I recently wrote about our problems after our existing gas heater stopped working: The painful stink of obsolescence.
Recap: we have now spent over $15,000 replacing the entire system after a non-replaceable $200 circuit board died (and new models are no longer compatible with our existing ducting).
Because: engineered redundancy.
Well, the new heating & air-cond system is now installed, and we had a handover of how to operate this state-of-art zoned system on Wednesday.
After giving it a couple of hours to run itself in, we began to realise that the house was no warmer. In fact, the vents were blowing air that at best could be described as tepid.

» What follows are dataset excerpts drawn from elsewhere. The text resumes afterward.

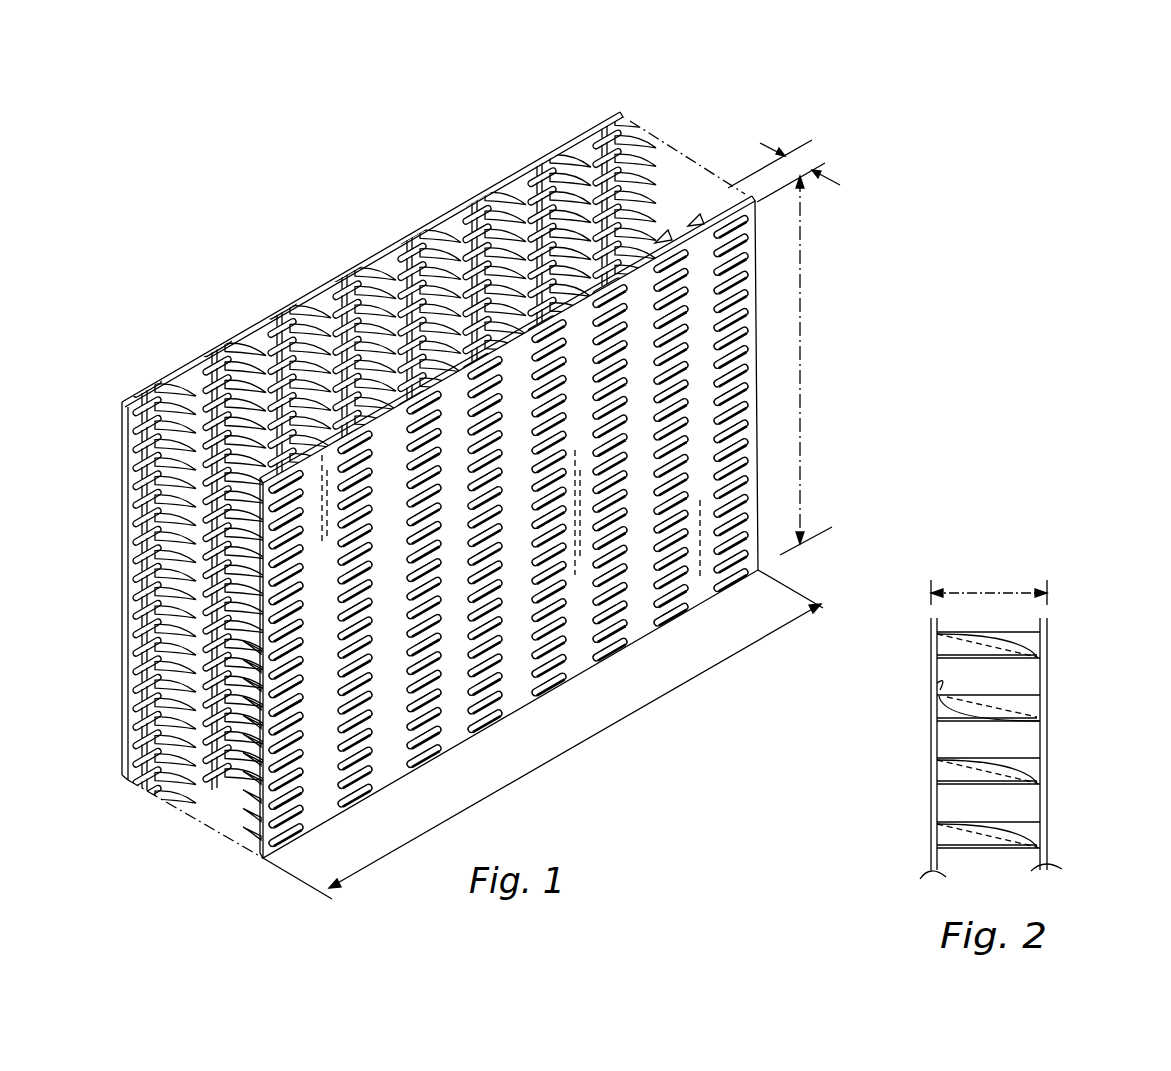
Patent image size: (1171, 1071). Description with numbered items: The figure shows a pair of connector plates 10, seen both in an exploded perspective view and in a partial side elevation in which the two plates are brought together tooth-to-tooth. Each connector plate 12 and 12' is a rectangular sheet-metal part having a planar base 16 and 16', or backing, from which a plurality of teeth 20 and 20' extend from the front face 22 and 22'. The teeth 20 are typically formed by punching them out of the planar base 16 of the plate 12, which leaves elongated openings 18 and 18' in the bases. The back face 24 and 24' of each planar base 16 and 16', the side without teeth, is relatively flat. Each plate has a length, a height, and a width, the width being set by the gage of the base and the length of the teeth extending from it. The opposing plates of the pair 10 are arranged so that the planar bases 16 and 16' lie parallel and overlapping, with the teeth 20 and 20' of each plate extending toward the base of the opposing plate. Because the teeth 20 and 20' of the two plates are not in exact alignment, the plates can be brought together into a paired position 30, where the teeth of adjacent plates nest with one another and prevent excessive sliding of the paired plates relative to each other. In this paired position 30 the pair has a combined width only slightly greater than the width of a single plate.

In FIG. 1, the pair of connector plates 10 is at (266, 177).
In FIG. 2, the pair of connector plates 10 is at (1090, 581).
In FIG. 1, the connector plate 12 is at (557, 527).
In FIG. 2, the connector plate 12 is at (1078, 744).
In FIG. 1, the connector plate 12' is at (372, 259).
In FIG. 2, the connector plate 12' is at (897, 744).
In FIG. 1, the planar base 16 is at (757, 421).
In FIG. 2, the planar base 16 is at (1025, 651).
In FIG. 1, the planar base 16' is at (353, 472).
In FIG. 2, the planar base 16' is at (948, 782).
In FIG. 1, the elongated openings 18 is at (503, 645).
In FIG. 1, the elongated openings 18' is at (362, 489).
In FIG. 1, the teeth 20 is at (694, 173).
In FIG. 2, the teeth 20 is at (1023, 712).
In FIG. 1, the teeth 20' is at (643, 310).
In FIG. 2, the teeth 20' is at (950, 655).
In FIG. 2, the front face 22 is at (1023, 826).
In FIG. 1, the front face 22' is at (100, 591).
In FIG. 2, the front face 22' is at (900, 699).
In FIG. 1, the back face 24 is at (491, 566).
In FIG. 2, the back face 24 is at (1022, 780).
In FIG. 2, the back face 24' is at (948, 721).
In FIG. 2, the paired position 30 is at (1070, 626).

The house temperature would go no higher than 16 Celcius. And worse, as the evening got colder… it just felt like the vents were blowing the freezing outside air on us. We turned it off.
The next day, in a forlorn hope that turning it off and back on might solve the problem, we discovered that now not even the fan was blowing. A long call back to the technician and various adjustments to the control panel did not improve the situation.
He helpfully informed us that as the unit is fully installed, it now comes under the responsibility of the manufacturer’s service team (not the installation company) to sort it out.
We received an email later that day informing us that before the service team could attend we must declare that we had not done anything that might void the warranty. And that the team would contact us in the next 2 business days to confirm a time. It was now Thursday.
I checked to see if excessive vibration from me banging my head against the wall or collateral shrapnel damage resulting from my frozen testicles shattering like ice cubes dropped into a glass of cheap Gin might count. Apparently not.
So. That is the story so far. It is now Saturday morning. Nobody has contacted us. We have a brand new 15,000 art installation on the side of the house and a couple more winter nights before any chance of turning it into something resembling life support.
I have a lot to be grateful for in my life.
But sometimes the way humans have cobbled together the way our world operates just pisses me off.